We are not going to promise that world peace will come through games. Yet when I see people from different countries who would normally be enemies, I see them connect through games. We live in a dangerous world. And yet that should not stop us from pursuing our dreams. I think of all of the joy and human happiness that comes into the world because of games. If we could marshal that state of flow created by all those brains turned on by games and turn it into an energy that connect us all, wouldn’t that be something?

It would be sad if the people who make those games and bring us that happiness put down their tools of the trade and pick up weapons for war. It would be a nightmare outcome if a parent said to a child, “Put those games away. Get a real job. Go pick up a gun.”

I am a student of history. I look at the history of Israel and the Palestinians, the Jews and the Arabs, and I am not encouraged. Yet the world has seen intractable conflicts erupt and then disappear from the face of the Earth as if they never happened. Look at Northern Ireland. I never thought we would see peace come to that small patch of land on a beautiful island. It was all aflame, and now those troubles have subsided, and we can laugh at wonderful comedy shows like Derry Girls on Netflix.

The stars of Derry Girls

Somehow, people with creative minds can make us forget that history and remember things like joy. So come to our GamesBeat Next event for our gathering.
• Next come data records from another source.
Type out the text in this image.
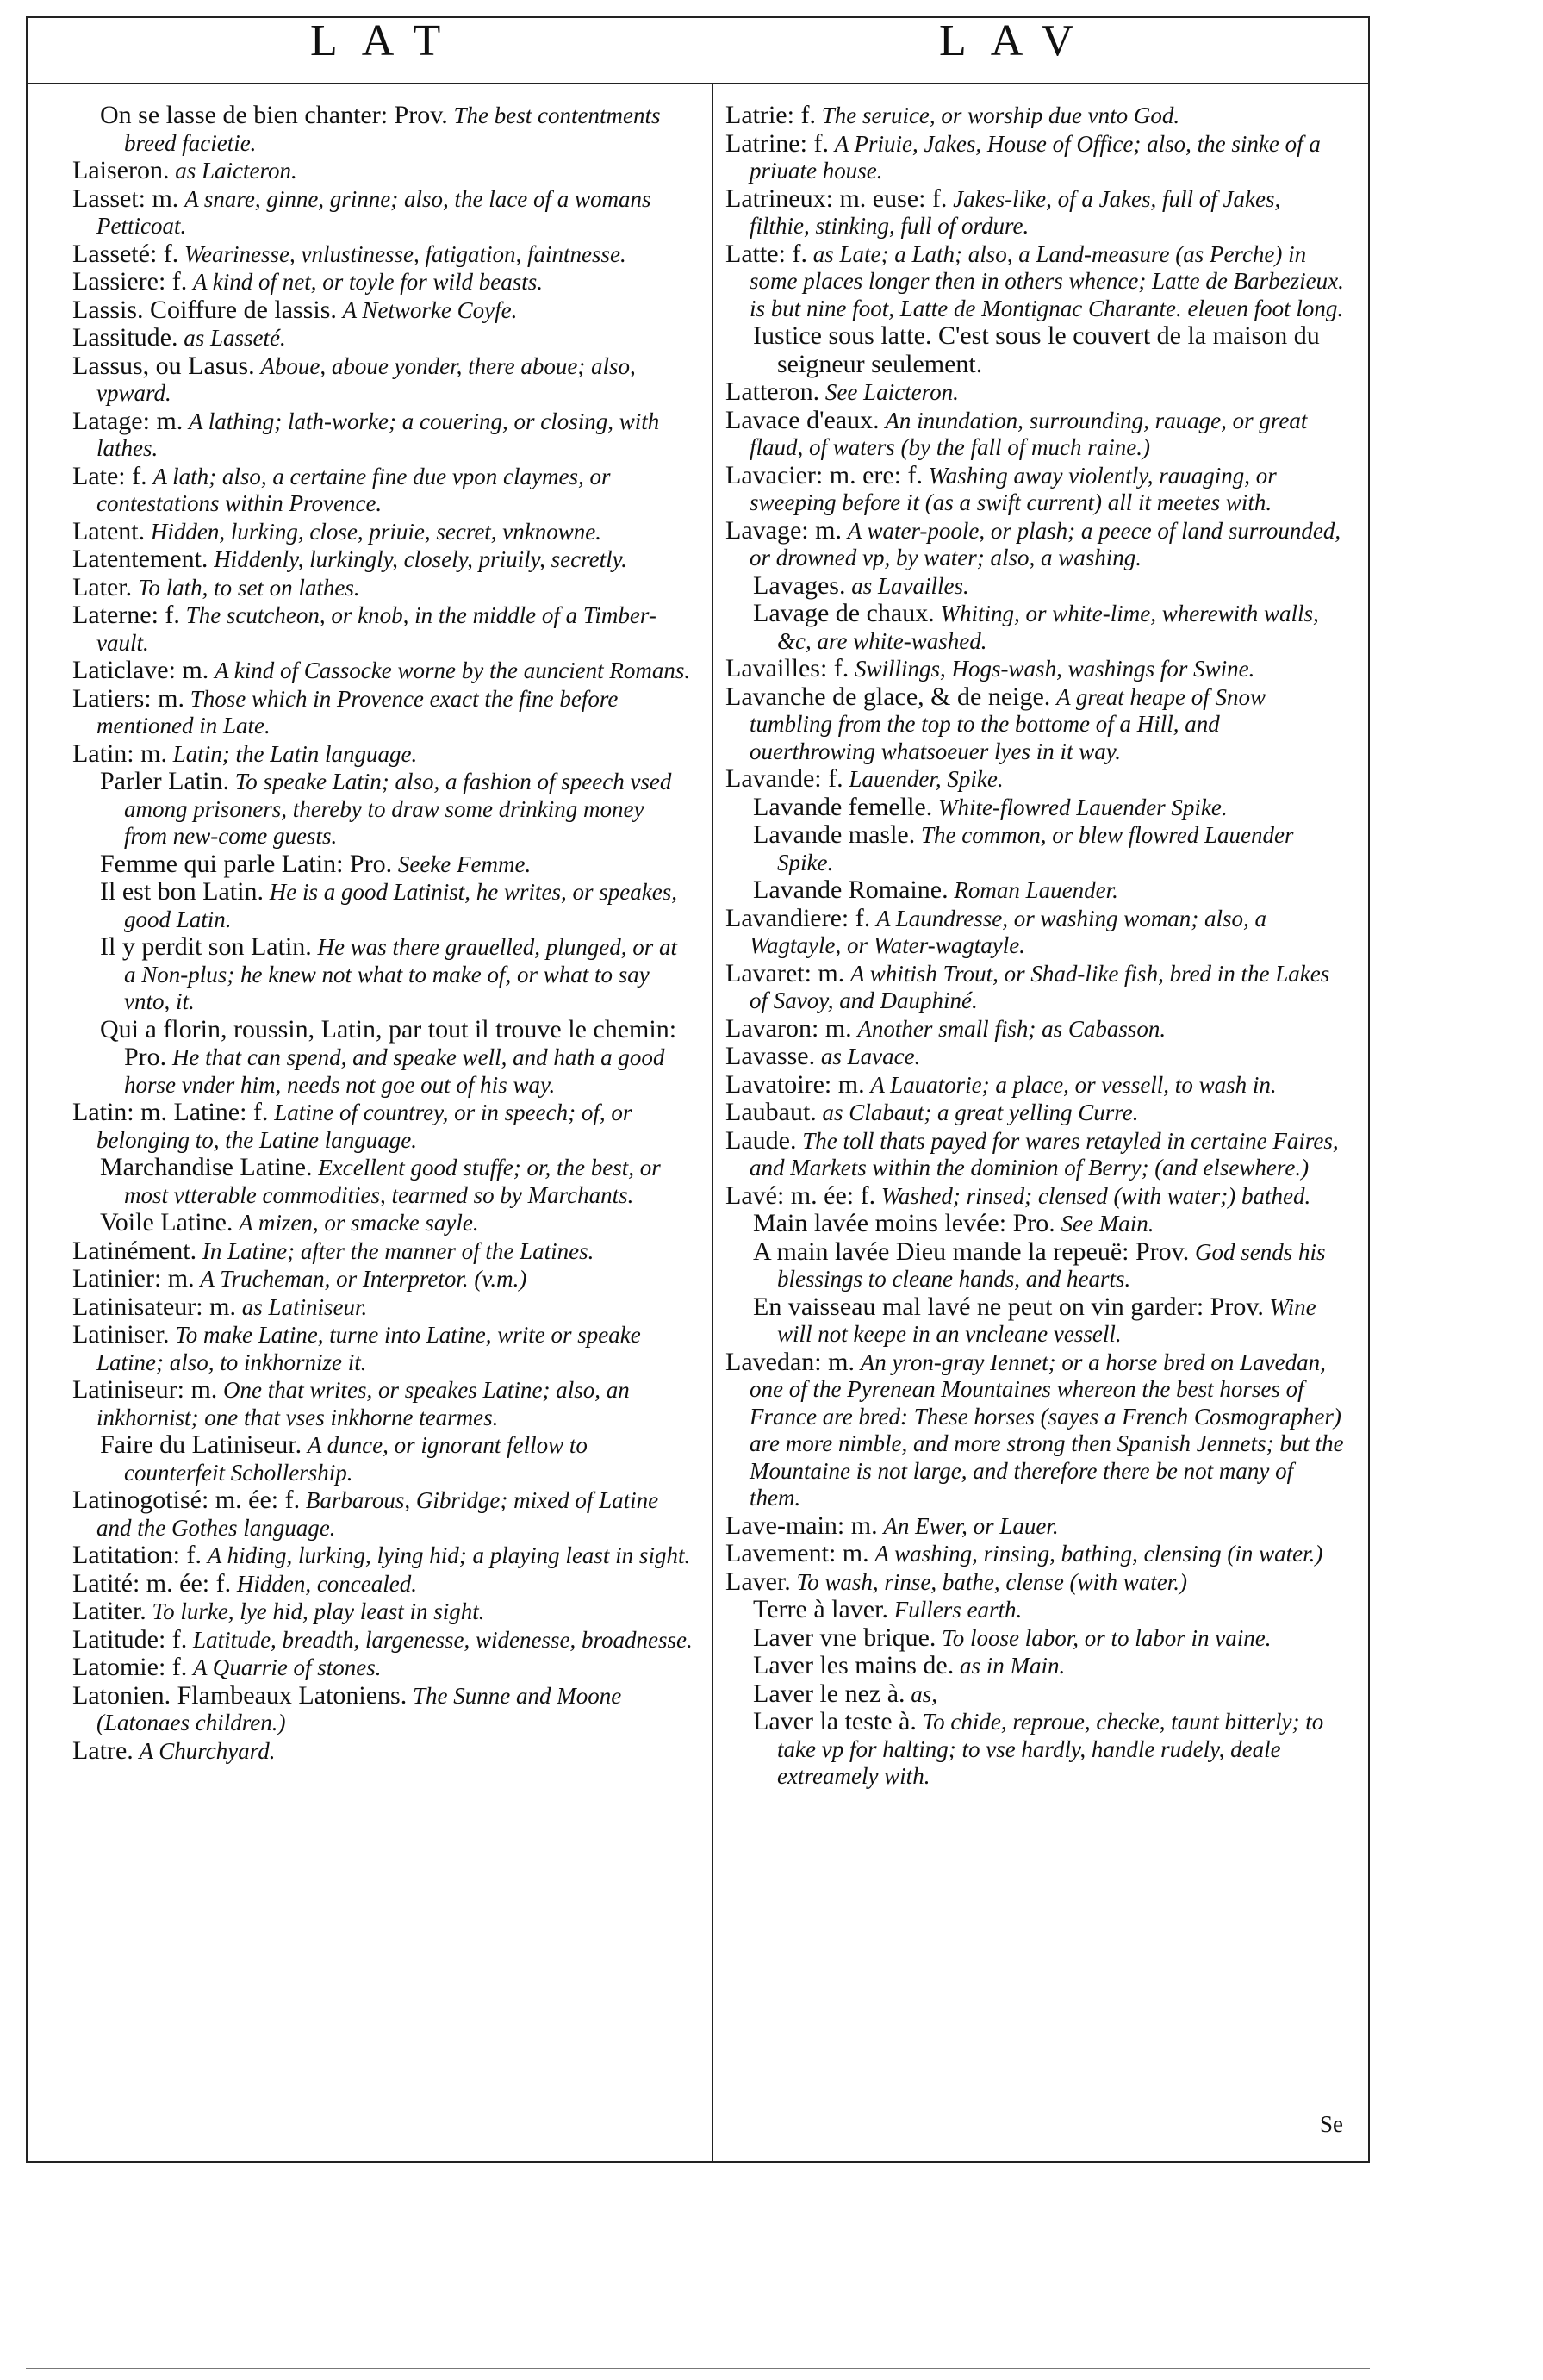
LAT	LAV

On se lasse de bien chanter: Prov. The best contentments breed facietie.

Laiseron. as Laicteron.

Lasset: m. A snare, ginne, grinne; also, the lace of a womans Petticoat.

Lasseté: f. Wearinesse, vnlustinesse, fatigation, faintnesse.

Lassiere: f. A kind of net, or toyle for wild beasts.

Lassis. Coiffure de lassis. A Networke Coyfe.

Lassitude. as Lasseté.

Lassus, ou Lasus. Aboue, aboue yonder, there aboue; also, vpward.

Latage: m. A lathing; lath-worke; a couering, or closing, with lathes.

Late: f. A lath; also, a certaine fine due vpon claymes, or contestations within Provence.

Latent. Hidden, lurking, close, priuie, secret, vnknowne.

Latentement. Hiddenly, lurkingly, closely, priuily, secretly.

Later. To lath, to set on lathes.

Laterne: f. The scutcheon, or knob, in the middle of a Timber-vault.

Laticlave: m. A kind of Cassocke worne by the auncient Romans.

Latiers: m. Those which in Provence exact the fine before mentioned in Late.

Latin: m. Latin; the Latin language.

Parler Latin. To speake Latin; also, a fashion of speech vsed among prisoners, thereby to draw some drinking money from new-come guests.

Femme qui parle Latin: Pro. Seeke Femme.

Il est bon Latin. He is a good Latinist, he writes, or speakes, good Latin.

Il y perdit son Latin. He was there grauelled, plunged, or at a Non-plus; he knew not what to make of, or what to say vnto, it.

Qui a florin, roussin, Latin, par tout il trouve le chemin: Pro. He that can spend, and speake well, and hath a good horse vnder him, needs not goe out of his way.

Latin: m. Latine: f. Latine of countrey, or in speech; of, or belonging to, the Latine language.

Marchandise Latine. Excellent good stuffe; or, the best, or most vtterable commodities, tearmed so by Marchants.

Voile Latine. A mizen, or smacke sayle.

Latinément. In Latine; after the manner of the Latines.

Latinier: m. A Trucheman, or Interpretor. (v.m.)

Latinisateur: m. as Latiniseur.

Latiniser. To make Latine, turne into Latine, write or speake Latine; also, to inkhornize it.

Latiniseur: m. One that writes, or speakes Latine; also, an inkhornist; one that vses inkhorne tearmes.

Faire du Latiniseur. A dunce, or ignorant fellow to counterfeit Schollership.

Latinogotisé: m. ée: f. Barbarous, Gibridge; mixed of Latine and the Gothes language.

Latitation: f. A hiding, lurking, lying hid; a playing least in sight.

Latité: m. ée: f. Hidden, concealed.

Latiter. To lurke, lye hid, play least in sight.

Latitude: f. Latitude, breadth, largenesse, widenesse, broadnesse.

Latomie: f. A Quarrie of stones.

Latonien. Flambeaux Latoniens. The Sunne and Moone (Latonaes children.)

Latre. A Churchyard.

Latrie: f. The seruice, or worship due vnto God.

Latrine: f. A Priuie, Jakes, House of Office; also, the sinke of a priuate house.

Latrineux: m. euse: f. Jakes-like, of a Jakes, full of Jakes, filthie, stinking, full of ordure.

Latte: f. as Late; a Lath; also, a Land-measure (as Perche) in some places longer then in others whence; Latte de Barbezieux. is but nine foot, Latte de Montignac Charante. eleuen foot long.

Iustice sous latte. C'est sous le couvert de la maison du seigneur seulement.

Latteron. See Laicteron.

Lavace d'eaux. An inundation, surrounding, rauage, or great flaud, of waters (by the fall of much raine.)

Lavacier: m. ere: f. Washing away violently, rauaging, or sweeping before it (as a swift current) all it meetes with.

Lavage: m. A water-poole, or plash; a peece of land surrounded, or drowned vp, by water; also, a washing.

Lavages. as Lavailles.

Lavage de chaux. Whiting, or white-lime, wherewith walls, &c, are white-washed.

Lavailles: f. Swillings, Hogs-wash, washings for Swine.

Lavanche de glace, & de neige. A great heape of Snow tumbling from the top to the bottome of a Hill, and ouerthrowing whatsoeuer lyes in it way.

Lavande: f. Lauender, Spike.

Lavande femelle. White-flowred Lauender Spike.

Lavande masle. The common, or blew flowred Lauender Spike.

Lavande Romaine. Roman Lauender.

Lavandiere: f. A Laundresse, or washing woman; also, a Wagtayle, or Water-wagtayle.

Lavaret: m. A whitish Trout, or Shad-like fish, bred in the Lakes of Savoy, and Dauphiné.

Lavaron: m. Another small fish; as Cabasson.

Lavasse. as Lavace.

Lavatoire: m. A Lauatorie; a place, or vessell, to wash in.

Laubaut. as Clabaut; a great yelling Curre.

Laude. The toll thats payed for wares retayled in certaine Faires, and Markets within the dominion of Berry; (and elsewhere.)

Lavé: m. ée: f. Washed; rinsed; clensed (with water;) bathed.

Main lavée moins levée: Pro. See Main.

A main lavée Dieu mande la repeuë: Prov. God sends his blessings to cleane hands, and hearts.

En vaisseau mal lavé ne peut on vin garder: Prov. Wine will not keepe in an vncleane vessell.

Lavedan: m. An yron-gray Iennet; or a horse bred on Lavedan, one of the Pyrenean Mountaines whereon the best horses of France are bred: These horses (sayes a French Cosmographer) are more nimble, and more strong then Spanish Jennets; but the Mountaine is not large, and therefore there be not many of them.

Lave-main: m. An Ewer, or Lauer.

Lavement: m. A washing, rinsing, bathing, clensing (in water.)

Laver. To wash, rinse, bathe, clense (with water.)

Terre à laver. Fullers earth.

Laver vne brique. To loose labor, or to labor in vaine.

Laver les mains de. as in Main.

Laver le nez à. as,

Laver la teste à. To chide, reproue, checke, taunt bitterly; to take vp for halting; to vse hardly, handle rudely, deale extreamely with.

Se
It will address the troubles of the game industry and what to do about them. It won’t bring world peace. But it will give you that place to put away your swords and shields at the door and enjoy community.

Is it crass to think about business when lives are at stake? Someone could say, “How can you think of work at a time like this?” Well, when your job is to create joy, how can you not think of work at a time like this? Think about the accumulated misery in the world if Disneyland shut down for a day. Game developers of the world, unite! Don’t be paralyzed.

Like other in-person gatherings that we missed so much in the pandemic, our GamesBeat event is a place where you can see old friends and make new ones. Like I said. Maybe it won’t be as inspiring as in the past. But it will be a place to find some human comfort and hugs. All of this makes me want to take the words of the poet Matthew Arnold, who wrote Dover Beach, and twist them into a metaphor for games and war.

Ah, gamers, let us be true

To one another! for the world, which seems

To lie before us like a land of dreams,

So various, so beautiful, so new,

Hath really neither joy, nor love, nor light,

Nor certitude, nor peace, nor help for pain;

And we are here as on a darkling plain

Swept with confused alarms of struggle and flight,

Where ignorant armies clash by night.